Me llamo Raimundo Prado, soy hombre, heterosexual. Algo mayor, quizás maduro o quizás no tanto. Da igual. Me llamo Raimundo, soy magistrado y de pequeño no me obligaron a hacer la cama. Cuando era joven, determinadas cosas eran inasequibles para mí. Por ejemplo, nunca cociné. Nunca, jamás, puse el hule de una mesa. Nunca planché una camisa y, por supuesto, los domingos quienes ayudábamos en misa como monaguillos éramos otros niños y un servidor. Me llamo Raimundo Prado y he recorrido un tramo importante de eso que llaman vida con la carga siempre de determinadas ideas, actitudes y pensamientos inculcados desde la infancia por parte de la familia, la sociedad y la época que me tocó, que por cierto nunca es elegida.
Yo soy yo y mis circunstancias, que decía don José Ortega y Gasset, y de esas circunstancias es muy difícil despegarse. Me llamo Raimundo y he atravesado diversas décadas con sus cambios tecnológicos, políticos y sociales. Intento siempre adaptarme, extraer lo mejor de lo nuevo.
La primera ocasión en la que asistí a una clase mixta en la EGB me di cuenta de manera rápida que las más listas eran dos niñas. Sin embargo, y a diferencia de los muchachotes, con más posibilidades curriculares, obligatoriamente debían quedarse en clase a coser y a elegir Hogar. A medida que crecía, leía, estudiaba en la Facultad y me adentraba en el mundo femenino, comencé a sentir fascinación por el mismo. Resultaba, además –siempre con excepciones–, que la mayoría de chicas era más inteligente, con mayor capacidad de comprensión, de trabajo, de constancia y de perspicacia que los chicos.

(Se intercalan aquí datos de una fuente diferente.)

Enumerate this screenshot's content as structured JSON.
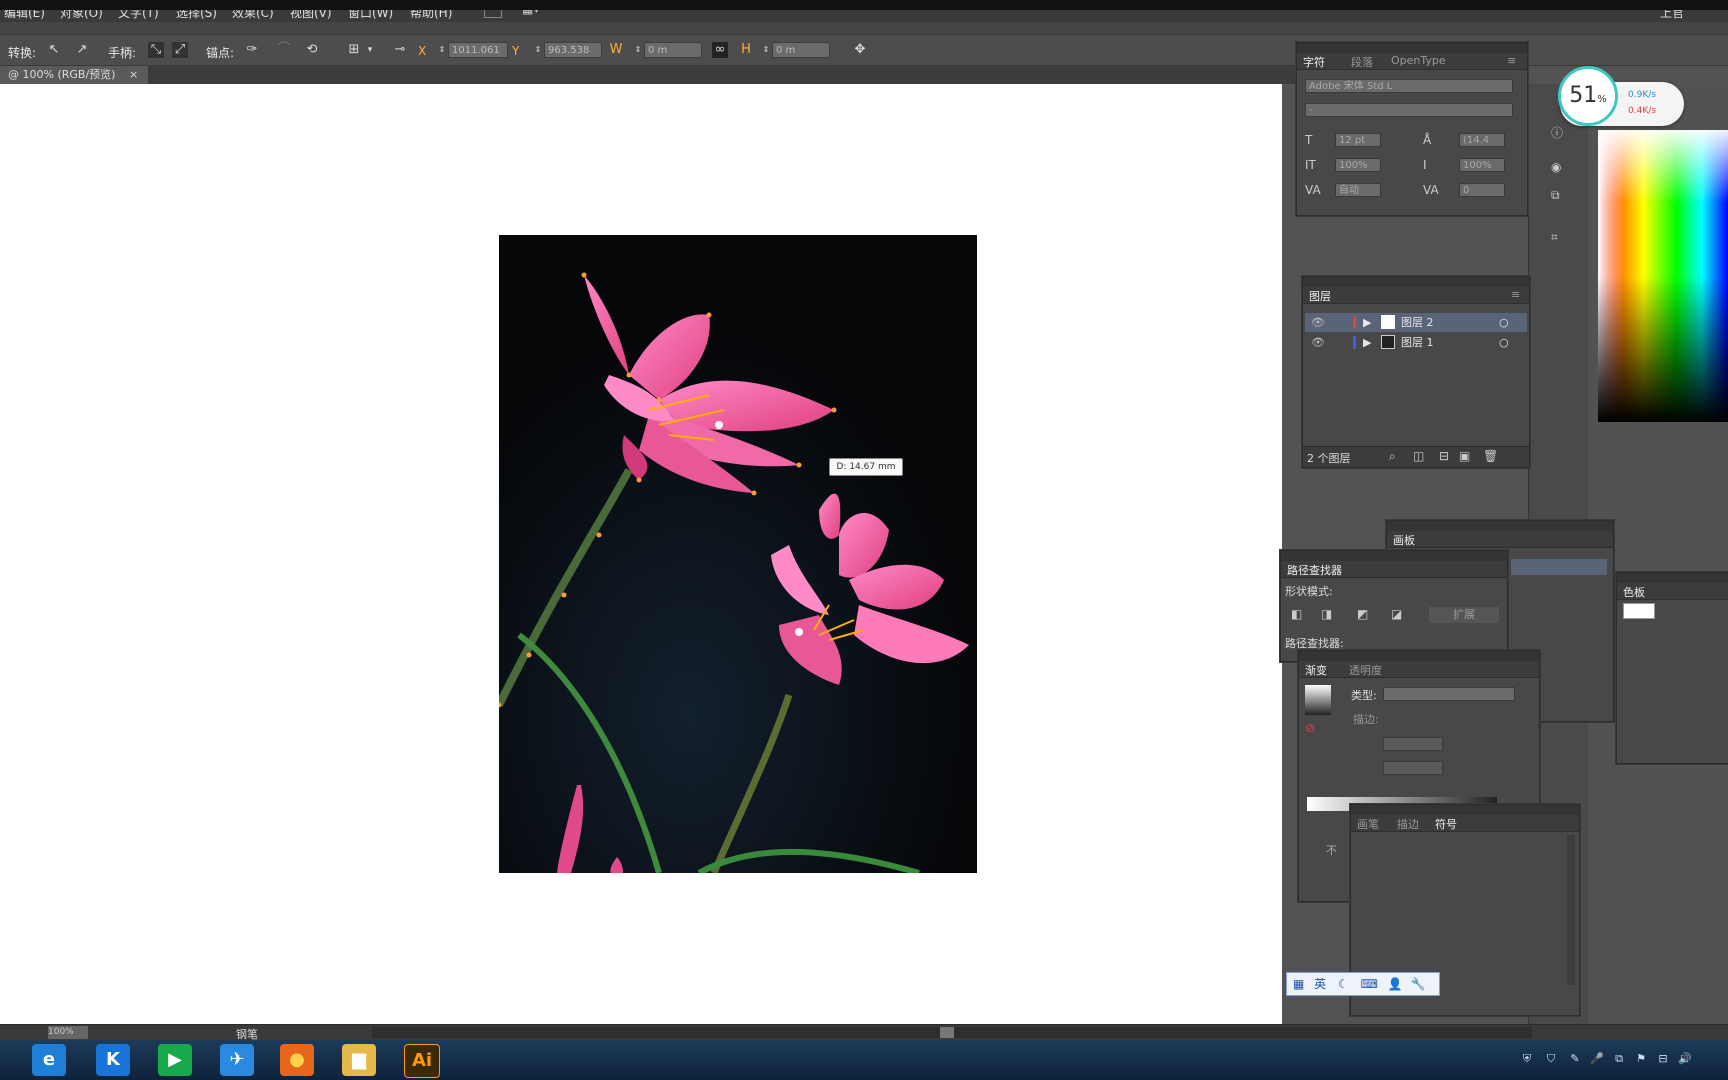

Sin embargo, y como un manto invisible, algo nos hacía pensar que al final contraerían matrimonio, se dedicarían a su familia y el título lo tendrían como algo tangencial. Que los hombres, en definitiva accederíamos a puestos y profesiones de forma más fácil que ellas. Lo veíamos así. Podría aseverar que sin malicia. Afortunadamente, la democracia incipiente comenzó a cambiar y a remover determinadas estructuras. La mujer se instaló definitivamente en lugares antes reservados a señores con bigote. Nuestra generación comprendió de manera natural que los buenos profesionales carecen de género. Sin embargo, ese manto invisible y pegajoso continúa ahí. Lo más llamativo es que lo portan aún personas de generaciones más jóvenes y de ambos sexos. Que todavía, en determinadas profesiones, esa niebla de cristal permanece e impide desarrollarse a una mujer de la manera y forma que estime oportuna.

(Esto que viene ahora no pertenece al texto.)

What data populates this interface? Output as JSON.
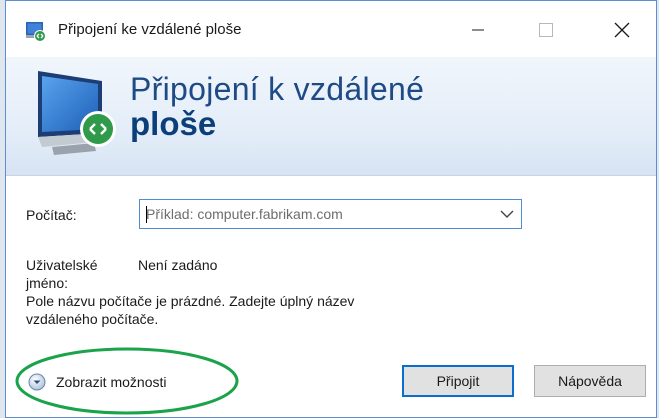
{
  "window": {
    "title": "Připojení ke vzdálené ploše"
  },
  "banner": {
    "line1": "Připojení k vzdálené",
    "line2": "ploše"
  },
  "form": {
    "computer_label": "Počítač:",
    "computer_placeholder": "Příklad: computer.fabrikam.com",
    "username_label_line1": "Uživatelské",
    "username_label_line2": "jméno:",
    "username_value": "Není zadáno",
    "message_line1": "Pole názvu počítače je prázdné. Zadejte úplný název",
    "message_line2": "vzdáleného počítače."
  },
  "footer": {
    "show_options_label": "Zobrazit možnosti",
    "connect_label": "Připojit",
    "help_label": "Nápověda"
  },
  "colors": {
    "banner_title": "#1e4a86",
    "focus_border": "#4f8bd6",
    "annotation_ellipse": "#1aa34a"
  },
  "icons": {
    "title": "remote-desktop-icon",
    "banner": "remote-desktop-monitor-icon",
    "combo": "chevron-down-icon",
    "options": "expand-circle-icon"
  }
}
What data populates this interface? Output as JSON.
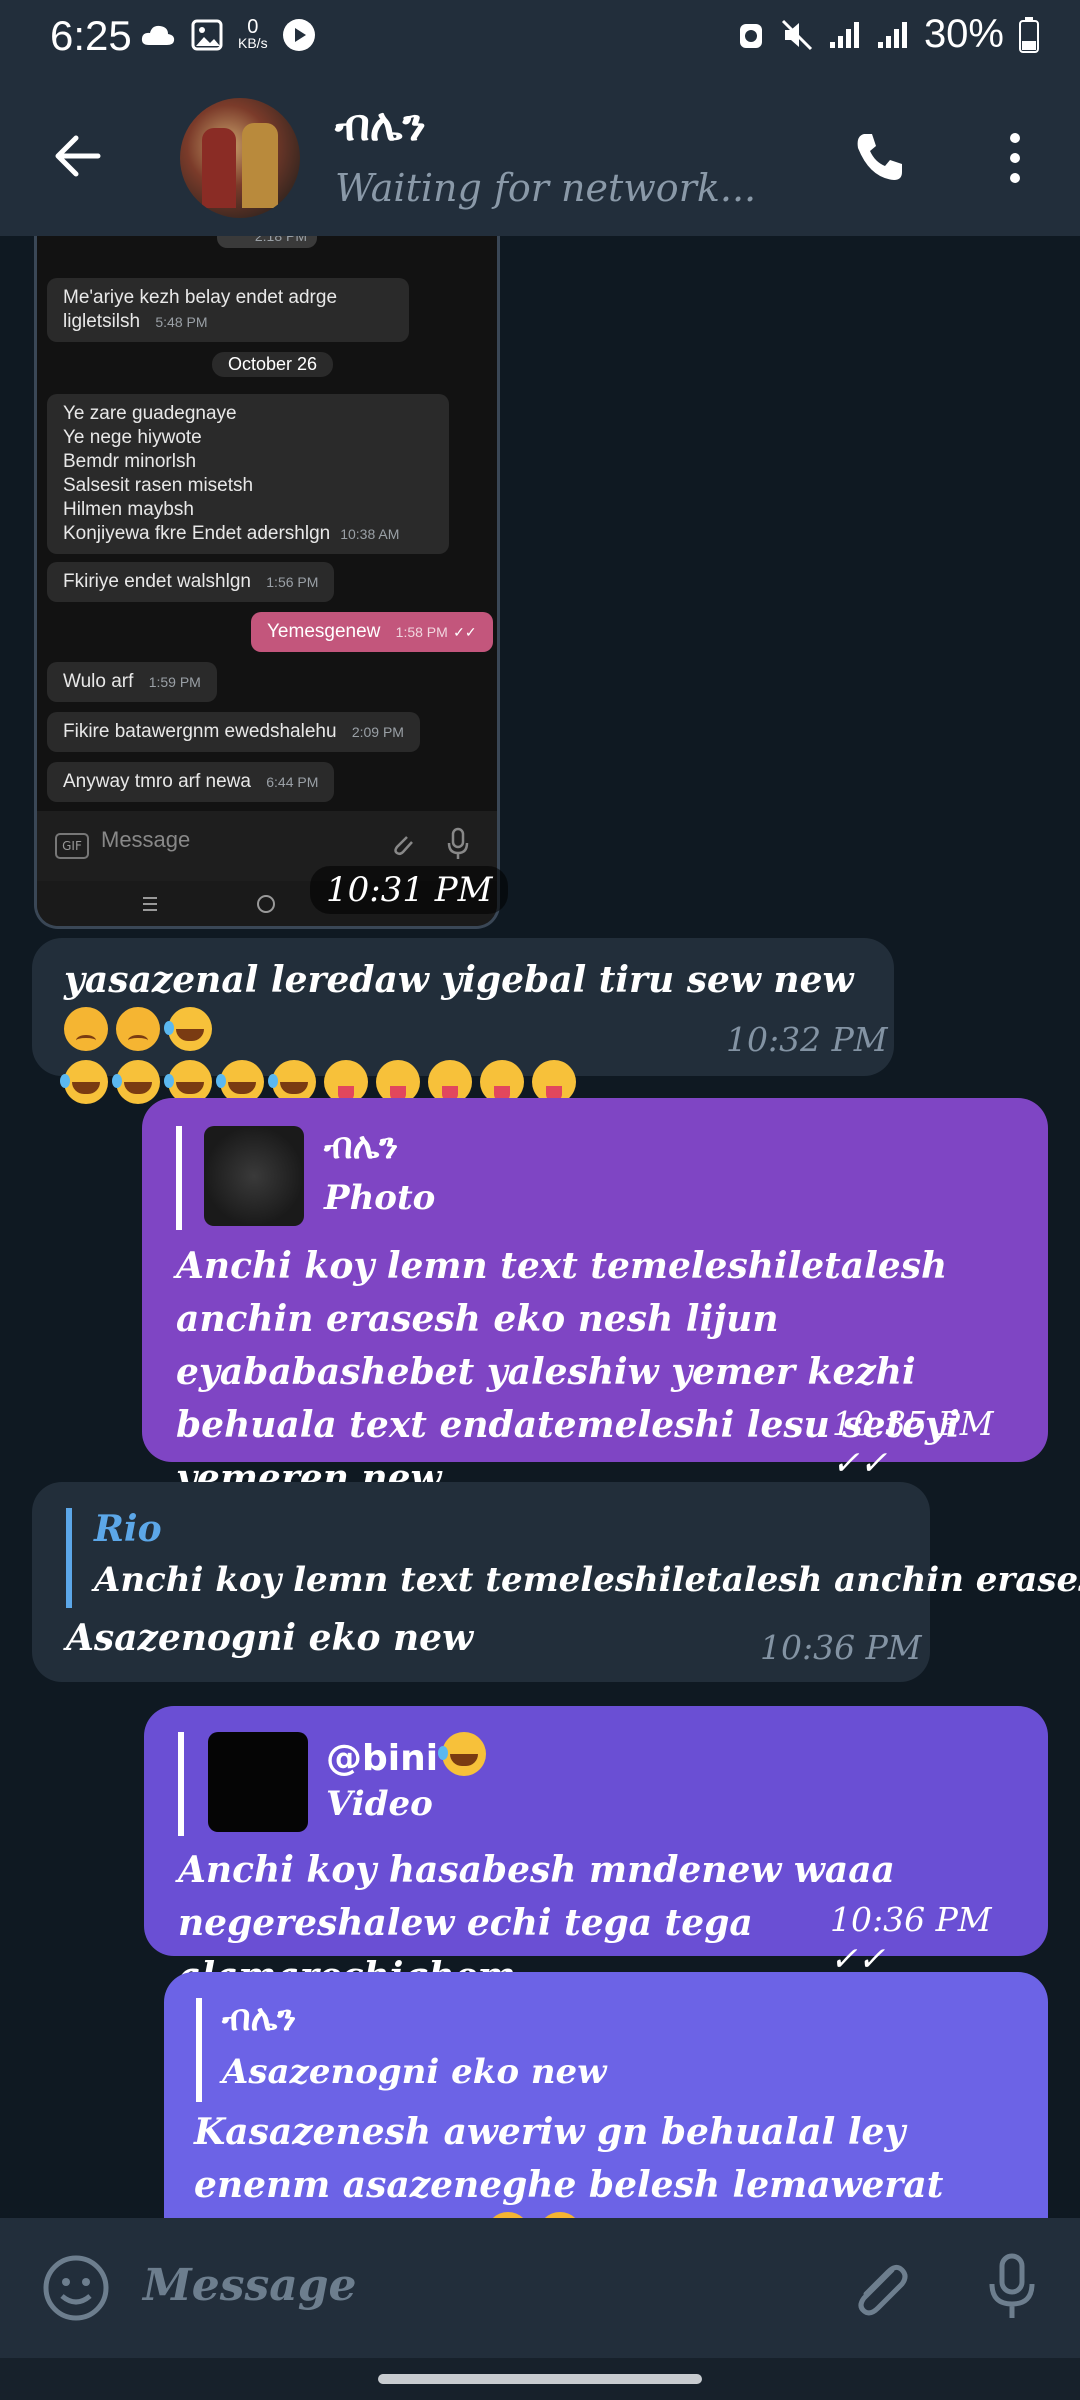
{
  "status_bar": {
    "time": "6:25",
    "net_speed": "0",
    "net_unit": "KB/s",
    "battery": "30%"
  },
  "header": {
    "contact_name": "ብሌን",
    "status": "Waiting for network..."
  },
  "screenshot": {
    "top_time": "2:18 PM",
    "m1_text": "Me'ariye kezh belay endet adrge ligletsilsh",
    "m1_time": "5:48 PM",
    "day": "October 26",
    "m2_lines": [
      "Ye zare guadegnaye",
      "Ye nege hiywote",
      "Bemdr minorlsh",
      "Salsesit rasen misetsh",
      "Hilmen maybsh",
      "Konjiyewa fkre Endet adershlgn"
    ],
    "m2_time": "10:38 AM",
    "m3_text": "Fkiriye endet walshlgn",
    "m3_time": "1:56 PM",
    "m4_text": "Yemesgenew",
    "m4_time": "1:58 PM",
    "m5_text": "Wulo arf",
    "m5_time": "1:59 PM",
    "m6_text": "Fikire batawergnm ewedshalehu",
    "m6_time": "2:09 PM",
    "m7_text": "Anyway tmro arf newa",
    "m7_time": "6:44 PM",
    "input_placeholder": "Message",
    "gif_label": "GIF",
    "sent_time": "10:31 PM"
  },
  "messages": {
    "msg1": {
      "text": "yasazenal leredaw yigebal tiru sew new",
      "time": "10:32 PM"
    },
    "msg2": {
      "reply_name": "ብሌን",
      "reply_type": "Photo",
      "text": "Anchi koy lemn text temeleshiletalesh anchin erasesh eko nesh lijun eyababashebet yaleshiw yemer kezhi behuala text endatemeleshi lesu seteyi yemeren new",
      "time": "10:35 PM"
    },
    "msg3": {
      "reply_name": "Rio",
      "reply_text": "Anchi koy lemn text temeleshiletalesh anchin erasesh...",
      "text": "Asazenogni eko new",
      "time": "10:36 PM"
    },
    "msg4": {
      "reply_name": "@bini",
      "reply_type": "Video",
      "text": "Anchi koy hasabesh mndenew waaa negereshalew echi tega tega alamarechighem",
      "time": "10:36 PM"
    },
    "msg5": {
      "reply_name": "ብሌን",
      "reply_text": "Asazenogni eko new",
      "text": "Kasazenesh aweriw gn behualal ley enenm asazeneghe belesh lemawerat endatemokeri"
    }
  },
  "composer": {
    "placeholder": "Message"
  },
  "colors": {
    "bg": "#0f1922",
    "header": "#222e3b",
    "incoming": "#222e3a",
    "outgoing": "#7f45c4",
    "accent": "#5ca7e8"
  },
  "icons": [
    "back-arrow-icon",
    "phone-icon",
    "more-vert-icon",
    "emoji-icon",
    "attach-icon",
    "mic-icon",
    "double-check-icon"
  ]
}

En la propia Carrera Judicial hay menos mujeres que hombres que se postulan para determinadas responsabilidades y, las que lo hacen, son vetadas porque no han accedido al Club de Caballeros en que se han convertido la cúpula judicial y el CGPJ. Ojo, claro que a ese club pueden pertenecer mujeres, siempre que acepten o compartan, eso sí, las reglas decimonónicas de los caballeros. Caballeros que, por otra parte, se muestran obligados a admitirlas, como si eso fuese un gesto de bondad divina mientras alardean de una igualdad farisea.
El cambio real debe llegar y lo está haciendo. El cambio está en los sistemas de elección, de libertad, de baremación, de conciliación sin fisuras. El cambio está dentro de cada uno. El cambio consiste en despojarnos de prejuicios y no criticarnos ni envidiarnos. El cambio está en el verdadero respeto al otro. En medidas que garanticen, ya desde la Escuela Judicial, posibilidades reales de progresión y desempeño adecuado de nuestra función.

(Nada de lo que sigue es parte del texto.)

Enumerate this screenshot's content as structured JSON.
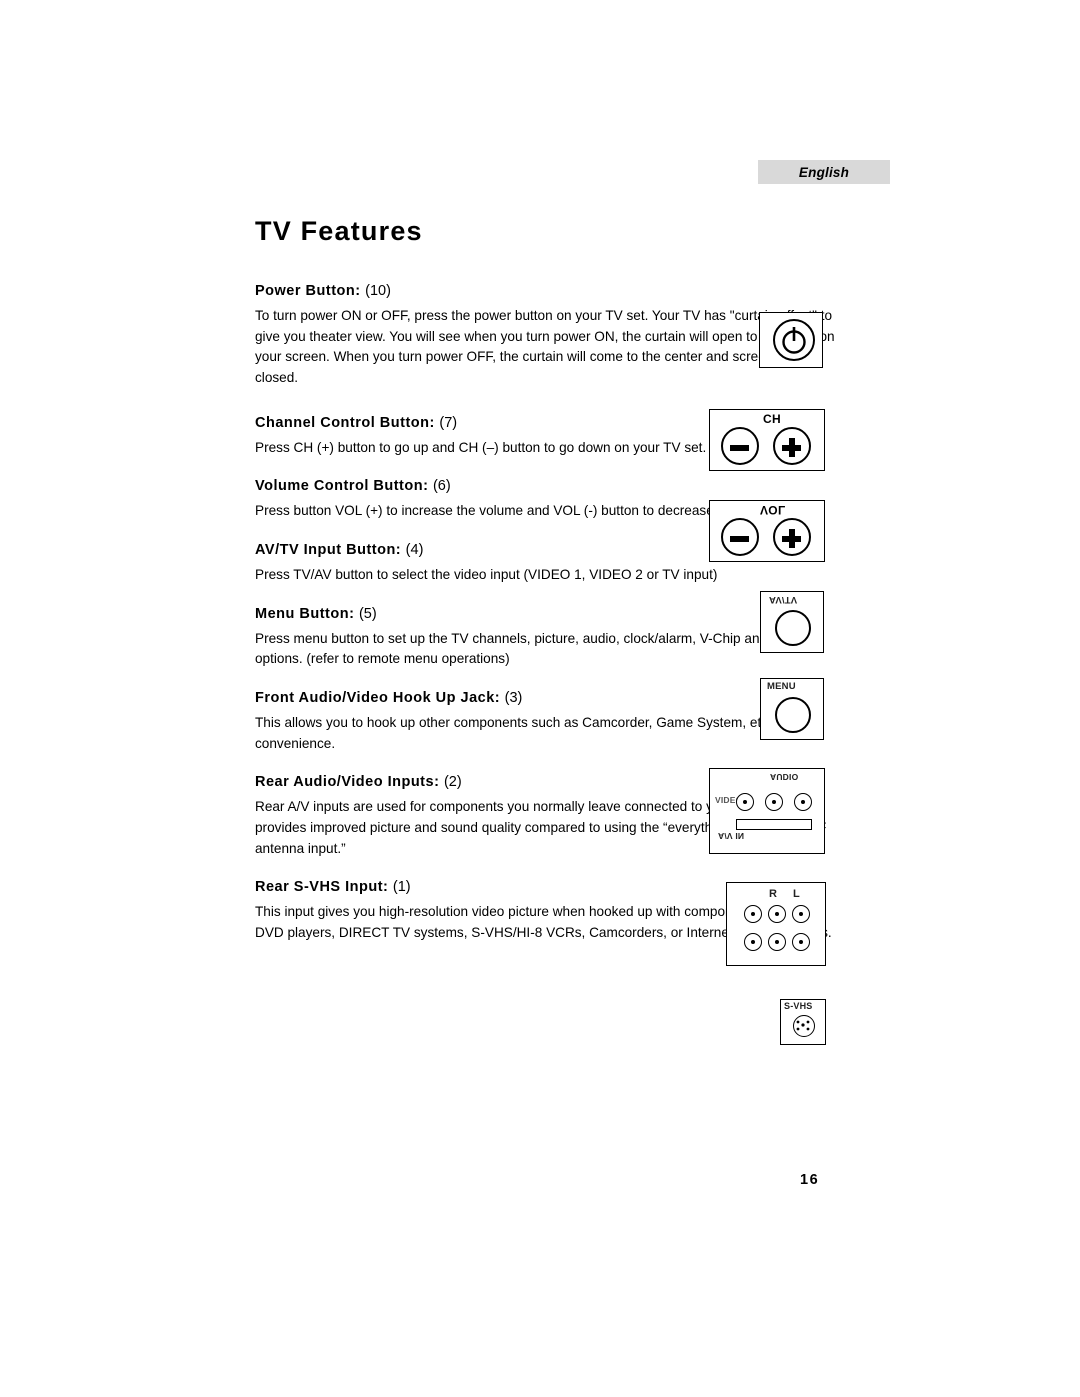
{
  "language_tag": "English",
  "page_title": "TV Features",
  "page_number": "16",
  "sections": [
    {
      "heading": "Power Button:",
      "number": "(10)",
      "body": "To turn power ON or OFF, press the power button on your TV set. Your TV has \"curtain effect\" to give you theater view. You will see when you turn power ON, the curtain will open to the sides on your screen. When you turn power OFF, the curtain will come to the center and screen will be closed."
    },
    {
      "heading": "Channel Control Button:",
      "number": "(7)",
      "body": "Press CH (+) button to go up and CH (–) button to go down on your TV set."
    },
    {
      "heading": "Volume Control Button:",
      "number": "(6)",
      "body": "Press button VOL (+) to increase the volume and VOL (-) button to decrease the volume."
    },
    {
      "heading": "AV/TV Input Button:",
      "number": "(4)",
      "body": "Press TV/AV button to select the video input (VIDEO 1, VIDEO 2 or TV input)"
    },
    {
      "heading": "Menu Button:",
      "number": "(5)",
      "body": "Press menu button to set up the TV channels, picture, audio, clock/alarm, V-Chip and other options. (refer to remote menu operations)"
    },
    {
      "heading": "Front Audio/Video Hook Up Jack:",
      "number": "(3)",
      "body": "This allows you to hook up other components such as Camcorder, Game System, etc. for your convenience."
    },
    {
      "heading": "Rear Audio/Video Inputs:",
      "number": "(2)",
      "body": "Rear A/V inputs are used for components you normally leave connected to your TV. This provides improved picture and sound quality compared to using the “everything on one wire RF antenna input.”"
    },
    {
      "heading": "Rear S-VHS Input:",
      "number": "(1)",
      "body": "This input gives you high-resolution video picture when hooked up with components such as DVD players, DIRECT TV systems, S-VHS/HI-8 VCRs, Camcorders, or Internet set-top devices."
    }
  ],
  "figures": {
    "power": {
      "label": "power-symbol"
    },
    "channel": {
      "label": "CH"
    },
    "volume": {
      "label": "VOL"
    },
    "avtv": {
      "label": "AV/TV"
    },
    "menu": {
      "label": "MENU"
    },
    "front_av": {
      "label_top": "AUDIO",
      "label_left": "VIDEO",
      "label_bottom": "A/V IN"
    },
    "rear_av": {
      "label_r": "R",
      "label_l": "L"
    },
    "svhs": {
      "label": "S-VHS"
    }
  }
}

Me llamo Raimundo Prado y confieso que me arrepiento (¿ven cómo los conceptos permanecen?) de no haber actuado de manera contundente frente a la desigualdad de la mujer en mi Carrera Judicial y frente a esa misma desigualdad en general. Cuando asumes tus errores, es más difícil recaer en ellos.
Me llamo Raimundo, tengo dos hijos y deseo de corazón que, cuando tengan mi edad, estas consideraciones les suenen a prehistoria.